A origem dessa corda remonta aos antigos canteiros operativos, onde era usada como uma ferramenta essencial de trabalho. Marcada por nós em intervalos regulares, ela servia como régua para traçar ângulos retos e medir proporções. No templo simbólico, sua função prática foi transformada em um profundo significado. Como Pedro Juk observa, essa transposição preservou a essência da corda, agora representando precisão, ordem e coesão, não mais em pedras, mas em homens.
Quando incorporada ao templo, a Corda de 81 Nós passou a demarcar o espaço sagrado, separando-o do mundo exterior. José Castellani descreve a corda como uma moldura que delimita o território onde se busca a luz. Dentro desse espaço, vigoram outras leis: a ética, a fraternidade e o trabalho silencioso sobre a pedra bruta.
Cada nó na corda simboliza um obreiro, e juntos, eles formam uma corrente invisível que sustenta o templo e a Ordem. O número 81, que resulta do quadrado de 9, possui um simbolismo especial em várias tradições, representando realização e plenitude. Essa escolha reflete o princípio da unidade na multiplicidade: cada nó é único, mas todos fazem parte de uma mesma corrente que protege e circunda o espaço sagrado.
Entre esses nós, um assume uma posição de especial relevo: o nó central.
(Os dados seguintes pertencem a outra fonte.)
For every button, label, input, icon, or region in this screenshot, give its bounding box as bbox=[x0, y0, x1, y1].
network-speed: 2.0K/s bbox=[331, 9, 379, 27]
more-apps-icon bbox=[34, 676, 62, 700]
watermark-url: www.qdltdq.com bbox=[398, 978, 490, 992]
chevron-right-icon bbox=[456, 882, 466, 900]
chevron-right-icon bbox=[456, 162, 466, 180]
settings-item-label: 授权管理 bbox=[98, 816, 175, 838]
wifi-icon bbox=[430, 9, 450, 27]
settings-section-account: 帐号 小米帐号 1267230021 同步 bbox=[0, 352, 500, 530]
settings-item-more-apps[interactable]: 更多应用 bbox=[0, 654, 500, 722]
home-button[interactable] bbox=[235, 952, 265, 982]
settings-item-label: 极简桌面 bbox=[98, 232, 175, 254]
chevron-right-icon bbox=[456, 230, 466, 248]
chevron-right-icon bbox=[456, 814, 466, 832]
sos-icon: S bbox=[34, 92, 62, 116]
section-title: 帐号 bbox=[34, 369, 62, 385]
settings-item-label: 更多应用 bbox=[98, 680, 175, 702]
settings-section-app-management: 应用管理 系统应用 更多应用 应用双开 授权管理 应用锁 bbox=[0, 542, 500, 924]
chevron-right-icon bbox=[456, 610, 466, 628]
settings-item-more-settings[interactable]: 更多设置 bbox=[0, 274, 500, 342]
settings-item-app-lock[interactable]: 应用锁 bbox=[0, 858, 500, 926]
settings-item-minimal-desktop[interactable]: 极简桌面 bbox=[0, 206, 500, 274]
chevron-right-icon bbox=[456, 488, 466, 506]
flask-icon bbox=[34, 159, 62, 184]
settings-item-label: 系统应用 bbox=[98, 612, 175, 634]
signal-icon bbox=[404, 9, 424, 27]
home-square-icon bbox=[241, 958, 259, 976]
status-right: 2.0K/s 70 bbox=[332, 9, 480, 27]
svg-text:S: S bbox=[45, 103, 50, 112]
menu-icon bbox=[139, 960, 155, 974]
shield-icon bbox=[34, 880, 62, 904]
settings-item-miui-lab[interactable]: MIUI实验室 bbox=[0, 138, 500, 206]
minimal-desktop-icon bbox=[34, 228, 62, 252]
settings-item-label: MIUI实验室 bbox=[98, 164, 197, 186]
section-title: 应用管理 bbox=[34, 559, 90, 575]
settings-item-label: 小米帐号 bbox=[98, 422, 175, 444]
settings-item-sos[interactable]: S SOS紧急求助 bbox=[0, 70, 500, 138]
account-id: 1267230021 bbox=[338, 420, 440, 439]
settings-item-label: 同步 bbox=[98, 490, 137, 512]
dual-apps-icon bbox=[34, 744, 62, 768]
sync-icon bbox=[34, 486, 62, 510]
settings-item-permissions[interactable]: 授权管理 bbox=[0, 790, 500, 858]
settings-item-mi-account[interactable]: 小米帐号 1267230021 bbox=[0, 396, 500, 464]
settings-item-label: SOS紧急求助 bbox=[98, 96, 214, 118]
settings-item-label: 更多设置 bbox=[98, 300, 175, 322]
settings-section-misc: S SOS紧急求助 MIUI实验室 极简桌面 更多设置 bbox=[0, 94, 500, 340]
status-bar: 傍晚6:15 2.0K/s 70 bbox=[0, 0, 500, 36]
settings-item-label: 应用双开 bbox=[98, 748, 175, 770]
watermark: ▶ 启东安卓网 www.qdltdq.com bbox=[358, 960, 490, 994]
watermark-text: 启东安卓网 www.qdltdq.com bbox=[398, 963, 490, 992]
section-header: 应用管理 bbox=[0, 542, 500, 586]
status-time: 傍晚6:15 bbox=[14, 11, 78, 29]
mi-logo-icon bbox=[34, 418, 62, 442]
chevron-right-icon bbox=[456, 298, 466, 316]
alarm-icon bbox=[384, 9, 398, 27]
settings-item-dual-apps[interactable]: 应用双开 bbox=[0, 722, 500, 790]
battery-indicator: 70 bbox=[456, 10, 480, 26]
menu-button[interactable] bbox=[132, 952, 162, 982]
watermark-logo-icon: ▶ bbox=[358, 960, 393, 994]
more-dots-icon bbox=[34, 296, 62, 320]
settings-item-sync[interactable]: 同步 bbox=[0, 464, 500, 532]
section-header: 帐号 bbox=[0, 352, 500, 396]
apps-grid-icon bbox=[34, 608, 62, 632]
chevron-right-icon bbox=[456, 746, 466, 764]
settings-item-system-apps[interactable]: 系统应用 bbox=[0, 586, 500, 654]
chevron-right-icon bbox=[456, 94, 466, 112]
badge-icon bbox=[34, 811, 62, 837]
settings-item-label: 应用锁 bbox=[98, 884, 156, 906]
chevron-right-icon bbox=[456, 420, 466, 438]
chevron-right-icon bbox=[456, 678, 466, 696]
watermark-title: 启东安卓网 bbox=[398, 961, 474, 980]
Localizado sobre o trono do Venerável Mestre, alinhado ao Delta Radiante do Retábulo do Oriente, o nó central é carregado de simbolismo. De acordo com Theobaldo Varolli Filho e Jules Boucher, este nó representa o número um, o princípio e fundamento do Universo, o indivisível Princípio Criador. É a partir dele que a corda se divide simetricamente em dois segmentos de quarenta nós cada, somando oitenta nós laterais, e mais o nó central, perfazendo o conjunto de oitenta e um nós.
A divisão em dois segmentos de quarenta nós remete a concepções teístas presentes na tradição maçônica, evocando referências bíblicas ao número quarenta como símbolo de penitência, preparação e expectativa: quarenta dias de Dilúvio, quarenta dias de jejum no deserto, quarenta anos de peregrinação do povo hebreu. Assim, o nó central não apenas organiza a simetria da corda, mas também estabelece a ligação simbólica com a ideia de um princípio único do qual tudo deriva, e a necessidade de um percurso de preparação espiritual antes da realização plena.
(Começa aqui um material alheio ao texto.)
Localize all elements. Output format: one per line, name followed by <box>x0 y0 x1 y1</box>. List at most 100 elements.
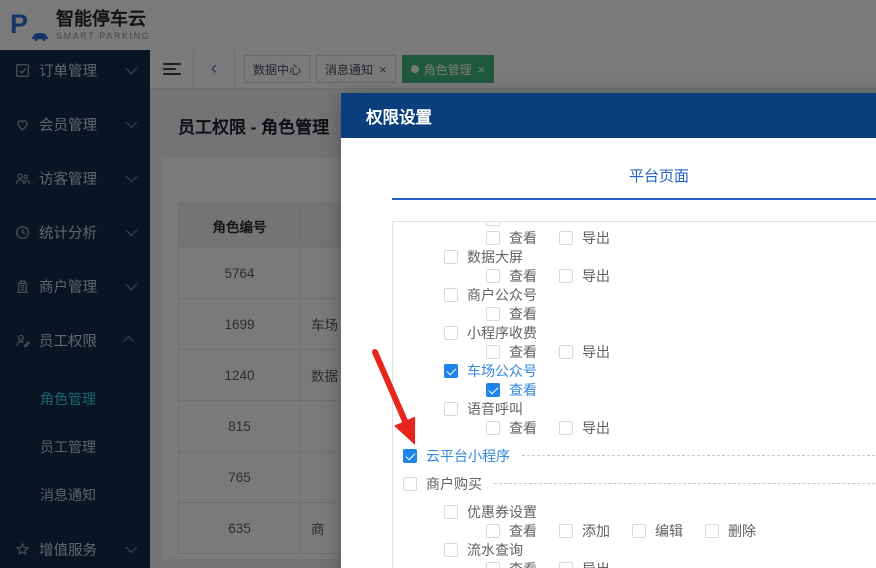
checkbox-unchecked[interactable] <box>559 231 573 245</box>
tree-item-label[interactable]: 优惠券设置 <box>467 502 537 522</box>
tree-item-label[interactable]: 查看 <box>509 418 537 438</box>
tree-item-label[interactable]: 小程序收费 <box>467 323 537 343</box>
checkbox-unchecked[interactable] <box>486 562 500 568</box>
checkbox-unchecked[interactable] <box>486 307 500 321</box>
tree-item-label[interactable]: 查看 <box>509 304 537 324</box>
tree-item: 导出 <box>559 559 632 568</box>
tree-leaf-row: 查看 导出 <box>393 228 876 247</box>
tree-item-label[interactable]: 查看 <box>509 228 537 248</box>
tree-leaf-row: 查看 <box>393 304 876 323</box>
tree-node-row: 小程序收费 <box>393 323 876 342</box>
tree-item: 流水查询 <box>444 540 523 560</box>
tree-item: 导出 <box>559 342 632 362</box>
tree-node-row: 流水查询 <box>393 540 876 559</box>
tree-item <box>486 221 559 226</box>
tab-platform-pages[interactable]: 平台页面 <box>392 166 876 188</box>
checkbox-unchecked[interactable] <box>444 543 458 557</box>
tree-item: 商户购买 <box>403 474 482 494</box>
checkbox-unchecked[interactable] <box>632 524 646 538</box>
tree-item-label[interactable]: 删除 <box>728 521 756 541</box>
tree-item: 查看 <box>486 342 559 362</box>
tree-item-label[interactable]: 流水查询 <box>467 540 523 560</box>
tree-item-label[interactable]: 添加 <box>582 521 610 541</box>
checkbox-unchecked[interactable] <box>486 269 500 283</box>
tree-item-label[interactable]: 查看 <box>509 380 537 400</box>
dialog-title: 权限设置 <box>341 104 432 128</box>
tree-item-label[interactable]: 查看 <box>509 559 537 568</box>
tree-item: 编辑 <box>632 521 705 541</box>
tree-item-label[interactable]: 语音呼叫 <box>467 399 523 419</box>
checkbox-checked[interactable] <box>486 383 500 397</box>
checkbox-unchecked[interactable] <box>705 524 719 538</box>
tree-item: 小程序收费 <box>444 323 537 343</box>
checkbox-unchecked[interactable] <box>444 326 458 340</box>
tree-item: 添加 <box>559 521 632 541</box>
tree-item-label[interactable]: 导出 <box>582 342 610 362</box>
permission-tree: 查看导出数据大屏查看导出商户公众号查看小程序收费查看导出车场公众号查看语音呼叫查… <box>392 221 876 568</box>
tree-item: 云平台小程序 <box>403 446 510 466</box>
checkbox-unchecked[interactable] <box>444 288 458 302</box>
tree-node-row: 优惠券设置 <box>393 502 876 521</box>
tree-leaf-row: 查看 导出 <box>393 418 876 437</box>
checkbox-unchecked[interactable] <box>486 345 500 359</box>
tree-node-row: 商户购买 <box>393 474 876 493</box>
checkbox-unchecked[interactable] <box>444 402 458 416</box>
checkbox-unchecked[interactable] <box>486 221 500 226</box>
tree-item: 导出 <box>559 418 632 438</box>
tree-leaf-row: 查看 添加 编辑 删除 <box>393 521 876 540</box>
checkbox-checked[interactable] <box>403 449 417 463</box>
tree-item: 查看 <box>486 228 559 248</box>
tree-item-label[interactable]: 查看 <box>509 521 537 541</box>
tree-leaf-row: 查看 导出 <box>393 266 876 285</box>
tree-item-label[interactable]: 查看 <box>509 266 537 286</box>
tree-leaf-row: 查看 导出 <box>393 342 876 361</box>
tree-item: 删除 <box>705 521 778 541</box>
screen: P 智能停车云 SMART PARKING 订单管理会员管理访客管理统计分析商户… <box>0 0 876 568</box>
tree-item-label[interactable]: 查看 <box>509 342 537 362</box>
tree-item-label[interactable]: 商户公众号 <box>467 285 537 305</box>
dialog-header: 权限设置 <box>341 93 876 138</box>
dashed-leader-line <box>522 455 876 456</box>
dashed-leader-line <box>494 483 876 484</box>
checkbox-unchecked[interactable] <box>486 231 500 245</box>
tree-item-label[interactable]: 数据大屏 <box>467 247 523 267</box>
checkbox-unchecked[interactable] <box>559 562 573 568</box>
tree-item: 查看 <box>486 304 559 324</box>
tree-item: 导出 <box>559 266 632 286</box>
tree-item-label[interactable]: 编辑 <box>655 521 683 541</box>
tree-node-row: 商户公众号 <box>393 285 876 304</box>
tree-node-row: 云平台小程序 <box>393 446 876 465</box>
tree-node-row: 数据大屏 <box>393 247 876 266</box>
tree-item-label[interactable]: 云平台小程序 <box>426 446 510 466</box>
tree-item-label[interactable]: 商户购买 <box>426 474 482 494</box>
tree-item-label[interactable]: 导出 <box>582 228 610 248</box>
tree-item-label[interactable]: 导出 <box>582 418 610 438</box>
checkbox-unchecked[interactable] <box>559 345 573 359</box>
tree-item-label[interactable]: 导出 <box>582 559 610 568</box>
tree-item: 查看 <box>486 380 559 400</box>
tree-item-label[interactable]: 车场公众号 <box>467 361 537 381</box>
checkbox-unchecked[interactable] <box>559 524 573 538</box>
tree-leaf-row: 查看 导出 <box>393 559 876 568</box>
active-tab-underline <box>392 198 876 200</box>
permission-settings-dialog: 权限设置 平台页面 查看导出数据大屏查看导出商户公众号查看小程序收费查看导出车场… <box>341 93 876 568</box>
checkbox-unchecked[interactable] <box>444 505 458 519</box>
tree-item: 查看 <box>486 418 559 438</box>
tree-item: 导出 <box>559 228 632 248</box>
tree-item: 数据大屏 <box>444 247 523 267</box>
tree-item-label[interactable]: 导出 <box>582 266 610 286</box>
tree-node-row: 车场公众号 <box>393 361 876 380</box>
checkbox-unchecked[interactable] <box>559 421 573 435</box>
tree-item: 优惠券设置 <box>444 502 537 522</box>
checkbox-unchecked[interactable] <box>403 477 417 491</box>
tree-leaf-row: 查看 <box>393 380 876 399</box>
tree-item: 查看 <box>486 559 559 568</box>
dialog-tab-strip: 平台页面 <box>392 166 876 200</box>
checkbox-unchecked[interactable] <box>486 524 500 538</box>
checkbox-checked[interactable] <box>444 364 458 378</box>
checkbox-unchecked[interactable] <box>444 250 458 264</box>
tree-item: 语音呼叫 <box>444 399 523 419</box>
checkbox-unchecked[interactable] <box>559 269 573 283</box>
tree-row-partial <box>393 221 876 228</box>
checkbox-unchecked[interactable] <box>486 421 500 435</box>
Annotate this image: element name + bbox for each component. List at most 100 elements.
Embora a interpretação tradicional da corda seja amplamente aceita, outras visões surgiram ao longo do tempo. Jules Boucher, por exemplo, descreve a ornamentação superior da Loja como uma "borda dentada", composta por nós sucessivos. Apesar de válida no contexto simbólico geral da Maçonaria, essa visão não distingue, como fazemos no Rito Escocês Antigo e Aceito, a diferença entre a Orla Denteada e a corda de 81 nós que demarca o espaço ritual. Já Kennyo Ismail propõe que a corda seja uma adaptação da Orla Denteada que contorna o Pavimento Mosaico. Para ele, no Rito Escocês Antigo e Aceito, a presença simultânea da corda de 81 nós e da Orla Denteada no mesmo templo representaria uma redundância simbólica, pois ambas cumpririam a função de demarcar o espaço ritualístico. Mesmo fundamentada, essa leitura diverge da ideia da corda como símbolo de união, continuidade da Ordem e delimitação do espaço sagrado.
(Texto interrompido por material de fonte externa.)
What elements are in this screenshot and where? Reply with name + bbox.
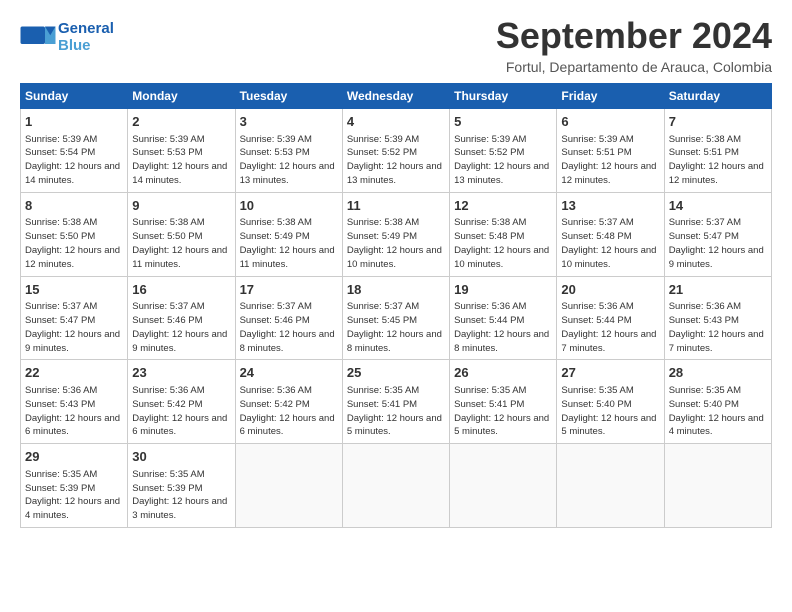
calendar-cell-1-1: 9Sunrise: 5:38 AMSunset: 5:50 PMDaylight… xyxy=(128,192,235,276)
header: General Blue September 2024 Fortul, Depa… xyxy=(20,15,772,75)
calendar-cell-1-4: 12Sunrise: 5:38 AMSunset: 5:48 PMDayligh… xyxy=(450,192,557,276)
weekday-header-row: Sunday Monday Tuesday Wednesday Thursday… xyxy=(21,84,772,109)
calendar-cell-0-0: 1Sunrise: 5:39 AMSunset: 5:54 PMDaylight… xyxy=(21,109,128,193)
calendar-cell-3-5: 27Sunrise: 5:35 AMSunset: 5:40 PMDayligh… xyxy=(557,360,664,444)
header-tuesday: Tuesday xyxy=(235,84,342,109)
header-saturday: Saturday xyxy=(664,84,771,109)
week-row-2: 8Sunrise: 5:38 AMSunset: 5:50 PMDaylight… xyxy=(21,192,772,276)
page-container: General Blue September 2024 Fortul, Depa… xyxy=(0,0,792,538)
calendar-cell-0-2: 3Sunrise: 5:39 AMSunset: 5:53 PMDaylight… xyxy=(235,109,342,193)
calendar-cell-4-2 xyxy=(235,444,342,528)
calendar-cell-1-0: 8Sunrise: 5:38 AMSunset: 5:50 PMDaylight… xyxy=(21,192,128,276)
header-wednesday: Wednesday xyxy=(342,84,449,109)
calendar-cell-4-5 xyxy=(557,444,664,528)
calendar-cell-3-2: 24Sunrise: 5:36 AMSunset: 5:42 PMDayligh… xyxy=(235,360,342,444)
calendar-cell-3-4: 26Sunrise: 5:35 AMSunset: 5:41 PMDayligh… xyxy=(450,360,557,444)
calendar-cell-4-6 xyxy=(664,444,771,528)
calendar-cell-4-1: 30Sunrise: 5:35 AMSunset: 5:39 PMDayligh… xyxy=(128,444,235,528)
calendar-cell-2-3: 18Sunrise: 5:37 AMSunset: 5:45 PMDayligh… xyxy=(342,276,449,360)
calendar-cell-1-2: 10Sunrise: 5:38 AMSunset: 5:49 PMDayligh… xyxy=(235,192,342,276)
calendar-cell-2-1: 16Sunrise: 5:37 AMSunset: 5:46 PMDayligh… xyxy=(128,276,235,360)
calendar-cell-0-3: 4Sunrise: 5:39 AMSunset: 5:52 PMDaylight… xyxy=(342,109,449,193)
calendar-cell-3-0: 22Sunrise: 5:36 AMSunset: 5:43 PMDayligh… xyxy=(21,360,128,444)
calendar-table: Sunday Monday Tuesday Wednesday Thursday… xyxy=(20,83,772,528)
location: Fortul, Departamento de Arauca, Colombia xyxy=(496,59,772,75)
calendar-cell-4-0: 29Sunrise: 5:35 AMSunset: 5:39 PMDayligh… xyxy=(21,444,128,528)
calendar-cell-0-1: 2Sunrise: 5:39 AMSunset: 5:53 PMDaylight… xyxy=(128,109,235,193)
calendar-cell-3-6: 28Sunrise: 5:35 AMSunset: 5:40 PMDayligh… xyxy=(664,360,771,444)
calendar-cell-1-5: 13Sunrise: 5:37 AMSunset: 5:48 PMDayligh… xyxy=(557,192,664,276)
calendar-cell-2-5: 20Sunrise: 5:36 AMSunset: 5:44 PMDayligh… xyxy=(557,276,664,360)
calendar-cell-4-3 xyxy=(342,444,449,528)
week-row-3: 15Sunrise: 5:37 AMSunset: 5:47 PMDayligh… xyxy=(21,276,772,360)
calendar-cell-1-3: 11Sunrise: 5:38 AMSunset: 5:49 PMDayligh… xyxy=(342,192,449,276)
calendar-cell-1-6: 14Sunrise: 5:37 AMSunset: 5:47 PMDayligh… xyxy=(664,192,771,276)
calendar-cell-2-0: 15Sunrise: 5:37 AMSunset: 5:47 PMDayligh… xyxy=(21,276,128,360)
calendar-cell-4-4 xyxy=(450,444,557,528)
logo-text: General Blue xyxy=(58,20,114,54)
logo-icon xyxy=(20,23,56,51)
header-monday: Monday xyxy=(128,84,235,109)
title-area: September 2024 Fortul, Departamento de A… xyxy=(496,15,772,75)
week-row-1: 1Sunrise: 5:39 AMSunset: 5:54 PMDaylight… xyxy=(21,109,772,193)
month-title: September 2024 xyxy=(496,15,772,57)
calendar-cell-0-4: 5Sunrise: 5:39 AMSunset: 5:52 PMDaylight… xyxy=(450,109,557,193)
calendar-cell-3-1: 23Sunrise: 5:36 AMSunset: 5:42 PMDayligh… xyxy=(128,360,235,444)
calendar-cell-2-4: 19Sunrise: 5:36 AMSunset: 5:44 PMDayligh… xyxy=(450,276,557,360)
calendar-cell-3-3: 25Sunrise: 5:35 AMSunset: 5:41 PMDayligh… xyxy=(342,360,449,444)
calendar-cell-0-6: 7Sunrise: 5:38 AMSunset: 5:51 PMDaylight… xyxy=(664,109,771,193)
week-row-4: 22Sunrise: 5:36 AMSunset: 5:43 PMDayligh… xyxy=(21,360,772,444)
header-thursday: Thursday xyxy=(450,84,557,109)
calendar-cell-2-6: 21Sunrise: 5:36 AMSunset: 5:43 PMDayligh… xyxy=(664,276,771,360)
logo: General Blue xyxy=(20,20,114,54)
header-friday: Friday xyxy=(557,84,664,109)
header-sunday: Sunday xyxy=(21,84,128,109)
calendar-cell-0-5: 6Sunrise: 5:39 AMSunset: 5:51 PMDaylight… xyxy=(557,109,664,193)
week-row-5: 29Sunrise: 5:35 AMSunset: 5:39 PMDayligh… xyxy=(21,444,772,528)
calendar-cell-2-2: 17Sunrise: 5:37 AMSunset: 5:46 PMDayligh… xyxy=(235,276,342,360)
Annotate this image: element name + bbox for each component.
Essas interpretações revelam diferentes formas de entender o simbolismo da corda, mas a visão que ressalta sua autonomia simbólica parece mais alinhada com os propósitos do Grau de Aprendiz: fortalecer os laços de fraternidade, pois conforme o ritual de aprendiz do REAA do GOB de 2024, página 12, o Grau de Aprendiz é consagrado à fraternidade, tendo como objetivo principal a união de toda a humanidade. Joaquim da Silva Pires reforça essa perspectiva ao afirmar que a corda liga, de forma invisível, todos os maçons, formando uma corrente que transcende o tempo e o espaço.
Silenciosa e imóvel no alto da Loja, a Corda de 81 Nós convida o Aprendiz a uma reflexão constante. Ela ensina que limites não existem para cercear, mas para proteger; que a união dos irmãos é o verdadeiro alicerce da Ordem; e que a continuidade da Tradição depende do esforço coletivo em torno de ideais comuns.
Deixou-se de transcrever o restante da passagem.